Speakers concluded that to truly achieve our big goal, providing access to justice for all, we need to collaborate and work together. From the public sector’s commitment to innovation, startups’ disruptive solutions, to investors’ impact-driven support, the forces are diverse and can come together to bridge the gap of investment, collaboration and regulatory framework. 

Startup pitches

Highlighting the role of innovation in addressing justice gaps, the event celebrated 17 startups from Nigeria, Kenya, Tunisia, Lebanon, Jordan, Egypt, and Palestine. These startups, accelerated by HiiL,  presented their innovative solutions which were designed in  response to the most pressing justice problems in their country.  In Nigeria, Tunisia and Kenya these problems were identified through Justice Needs and Satisfaction surveys (JNS) carried out by HiiL which identified some of the most pressing justice challenges including  money issues, employment, social welfare, crime, housing, and mSME. The selection of startups  showcased the diversity of approaches to creating a positive impact on access to justice.

The jury committee, comprising distinguished judges including Olivia Gao, Senior Investment Associate at Verod-Kepple Africa Ventures, Hope Wandera, Investment Analyst at Mercy Corps Venture, and Ghazi Saddem, Organisational Management and Digital Transformation Consultant, evaluated the startups based on impact, sustainability, and the feasibility of their business models.

The event concluded with the announcement of the winners of the Innovating Justice Award. Oqoodi , who joined us via videoconference from Gaza, secured the first-place position and a cash prize of €20,000.

Awabah, claimed the second spot, receiving €10,000. The third place went to NaTakallam, with a cash prize of €5,000.The audience, both in-person and online, actively participated in selecting the People’s Choice Award winner: ToNote 


People in war zones and vulnerable communities face many justice problems including, but not limited to losing access to decent working conditions.
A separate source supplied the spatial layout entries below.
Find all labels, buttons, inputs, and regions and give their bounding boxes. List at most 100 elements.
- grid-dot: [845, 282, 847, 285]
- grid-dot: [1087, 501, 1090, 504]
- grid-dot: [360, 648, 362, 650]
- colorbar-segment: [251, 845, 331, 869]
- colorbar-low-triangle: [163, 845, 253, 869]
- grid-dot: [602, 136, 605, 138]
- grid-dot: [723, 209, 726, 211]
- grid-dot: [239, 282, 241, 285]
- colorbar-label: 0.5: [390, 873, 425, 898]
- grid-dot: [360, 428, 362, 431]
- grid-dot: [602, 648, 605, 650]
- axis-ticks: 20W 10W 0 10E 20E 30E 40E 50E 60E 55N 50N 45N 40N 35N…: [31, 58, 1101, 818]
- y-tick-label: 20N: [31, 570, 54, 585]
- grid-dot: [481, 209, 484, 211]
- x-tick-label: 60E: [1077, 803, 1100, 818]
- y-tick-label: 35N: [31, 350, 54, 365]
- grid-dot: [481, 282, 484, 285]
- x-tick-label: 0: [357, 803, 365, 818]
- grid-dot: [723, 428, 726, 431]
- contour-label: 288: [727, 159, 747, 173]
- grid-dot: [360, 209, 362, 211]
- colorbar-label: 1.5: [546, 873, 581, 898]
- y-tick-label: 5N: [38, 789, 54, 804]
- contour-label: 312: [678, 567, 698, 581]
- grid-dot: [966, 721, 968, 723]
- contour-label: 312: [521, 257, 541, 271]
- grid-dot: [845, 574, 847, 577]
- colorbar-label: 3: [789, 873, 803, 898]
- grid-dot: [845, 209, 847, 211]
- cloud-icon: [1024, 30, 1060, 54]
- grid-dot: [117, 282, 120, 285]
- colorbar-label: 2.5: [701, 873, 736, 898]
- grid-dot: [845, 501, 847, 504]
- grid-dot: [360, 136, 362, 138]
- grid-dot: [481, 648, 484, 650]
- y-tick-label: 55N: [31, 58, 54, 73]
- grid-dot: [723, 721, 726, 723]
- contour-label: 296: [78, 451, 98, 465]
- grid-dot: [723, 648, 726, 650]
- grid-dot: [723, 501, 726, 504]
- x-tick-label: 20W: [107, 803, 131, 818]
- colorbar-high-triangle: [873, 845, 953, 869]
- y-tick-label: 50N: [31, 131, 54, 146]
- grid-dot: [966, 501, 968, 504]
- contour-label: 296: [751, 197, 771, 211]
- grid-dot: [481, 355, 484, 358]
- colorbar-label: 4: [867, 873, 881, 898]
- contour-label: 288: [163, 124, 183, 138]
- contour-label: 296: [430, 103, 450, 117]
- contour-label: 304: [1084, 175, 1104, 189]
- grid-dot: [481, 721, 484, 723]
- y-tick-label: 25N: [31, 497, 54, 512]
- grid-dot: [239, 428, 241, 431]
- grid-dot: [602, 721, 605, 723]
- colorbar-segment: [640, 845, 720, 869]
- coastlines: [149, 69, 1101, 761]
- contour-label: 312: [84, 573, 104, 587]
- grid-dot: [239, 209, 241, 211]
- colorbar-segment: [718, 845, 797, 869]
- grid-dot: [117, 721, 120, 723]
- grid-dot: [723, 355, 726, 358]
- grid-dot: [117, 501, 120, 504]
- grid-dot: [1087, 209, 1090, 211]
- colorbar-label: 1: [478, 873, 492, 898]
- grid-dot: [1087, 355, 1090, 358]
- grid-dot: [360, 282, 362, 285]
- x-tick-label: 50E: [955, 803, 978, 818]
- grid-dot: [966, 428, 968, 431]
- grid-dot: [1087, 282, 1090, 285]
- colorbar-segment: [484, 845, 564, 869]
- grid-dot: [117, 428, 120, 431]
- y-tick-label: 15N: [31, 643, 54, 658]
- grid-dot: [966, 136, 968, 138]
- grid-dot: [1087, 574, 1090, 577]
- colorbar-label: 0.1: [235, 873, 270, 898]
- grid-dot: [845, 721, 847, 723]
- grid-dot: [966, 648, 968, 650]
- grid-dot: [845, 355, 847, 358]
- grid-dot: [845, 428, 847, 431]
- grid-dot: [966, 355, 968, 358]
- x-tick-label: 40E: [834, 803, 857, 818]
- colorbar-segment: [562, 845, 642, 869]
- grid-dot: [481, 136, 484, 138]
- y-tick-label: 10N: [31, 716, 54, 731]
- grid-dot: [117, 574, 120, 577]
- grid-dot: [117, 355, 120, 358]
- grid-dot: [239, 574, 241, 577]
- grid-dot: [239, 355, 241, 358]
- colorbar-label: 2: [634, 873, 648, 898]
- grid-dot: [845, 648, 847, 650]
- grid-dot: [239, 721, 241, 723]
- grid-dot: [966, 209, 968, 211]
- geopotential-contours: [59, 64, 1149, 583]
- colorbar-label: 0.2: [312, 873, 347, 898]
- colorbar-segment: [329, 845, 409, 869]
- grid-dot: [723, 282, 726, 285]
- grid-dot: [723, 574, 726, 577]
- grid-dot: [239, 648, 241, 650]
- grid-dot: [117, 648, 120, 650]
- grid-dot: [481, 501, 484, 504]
Oqoodi addressed this challenge out of Gaza by empowering Arab freelancers document their contracts, manage their projects from the moment of agreement until project completion, including handling financial and accounting complexities.


NaTakallam is based in Lebanon and offers refugees digital jobs, where they teach their mother tongue to people seeking to learn a new language.


Awabah is based in Nigeria and helps gig workers – many of whom have not been able to obain IDs thus making it difficult to access public services.  Awabah helps them specifically with to access pension schemes and health insurance.

Social welfare/public benefits-related problems are more common among those who cannot cover their basic needs. HiiL Justice Accelerator programme thus seeks startups that focus on access to health care, education, water, electricity, internet, and infrastructure. Public services such as services provided by the municipality and basic services like obtaining IDs can be very bureaucratic and hard to navigate as was illustrated by Tarek Cheleifa during the first panel disucssion. Obtaining IDs is the bare minimum for an individual to access public services from education to employment to health care, a bank account or even accomodation. Gig workers usually lack access to many benefits such as insurance and pension.


“Tech the Justice Gap” showed the transformative power of technology in reshaping the justice landscape. With a shared commitment from diverse stakeholders, including the public sector, private sector, and investors, the event emphasized the importance of people-centred justice. From insightful panel discussions to innovative startup pitches, the overarching theme resonated: technology serves as a potent means to bridge the justice gap, making legal services more accessible, affordable, and comprehensible for all.

The recognition of startups such as Oqoodi, Awabah, and NaTakallam underscored the impact of innovation in addressing specific justice challenges, placing people and people-centred justice at the forefront of legal solutions.